As noted earlier and as anticipated by Charles and Francis Darwin it has been argued that plants sense the direction of gravity (gravitropism) by movement of starch granules found in cells called statocytes that contain compartments (organelles) called statoliths. The synthesis of statoliths appears to occur in the plastid (plant organelle) compartments called amyloplasts (Figure 7.1, 1). It has been suggested that this gravitropic signal then leads to movement of plant hormones such as indole-3-acetic acid (auxin) (Figure 7.2), through the phloem opposite to the pull of gravity to promote stem growth. Chloroplasts (Figure 7.1, 2) are cell compartments (plastids or organelles) in which photosynthesis is carried out. The process of photosynthesis, discussed more fully later, is accompanied by the production of adenosine triphosphate (ATP) from adenosine diphosphate (ADP) and inorganic phosphate (Pi) (Figure 7.3). ATP is consumed and converted to ADP and Pi in living systems. The cycle of production and consumption allows ATP to serve as an “energy currency” to pay for the reactions in living systems. Beyond this generally recognized critical function of chloroplasts, it has recently been pointed out that light/dark conditions affect alternative splicing of genes which may be necessary for proper plant responses to varying light conditions. The organelles or plastids which contain the pigments for photosynthesis and the amyloplasts that store starch are only two of many kinds of plastids.
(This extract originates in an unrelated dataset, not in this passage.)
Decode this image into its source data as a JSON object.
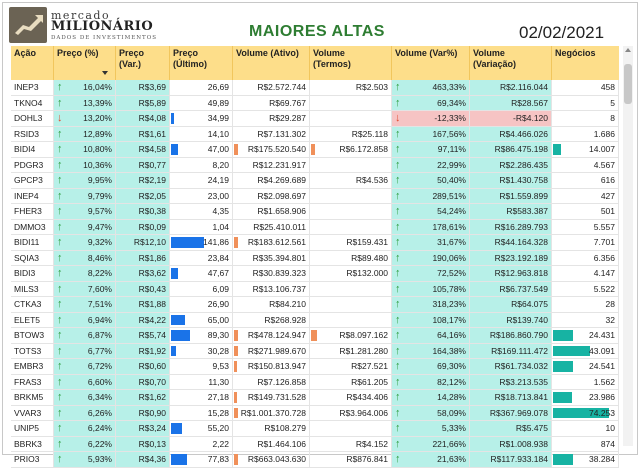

Other plastids, leucoplasts for example, hold the enzymes for the synthesis of terpenes, and elaioplasts store fatty acids. Apparently, all plastids are derived from proplastids which are present in the pluripotent apical and root meristem cells. The cell wall (Figure 7.1, 3) is the tough, rigid layer that surrounds cells. It is located on the outside of the flexible cell membrane, thus adding fixed structure. A representation of a portion of the cell wall (as made up of cellulose and peptide cross-linking) is shown below in Figure 7.7. The cells will have different sizes as a function of where they are found (e.g., leaf, stalk, root), but in every case, the cell wall limits the size of the membrane that lies within.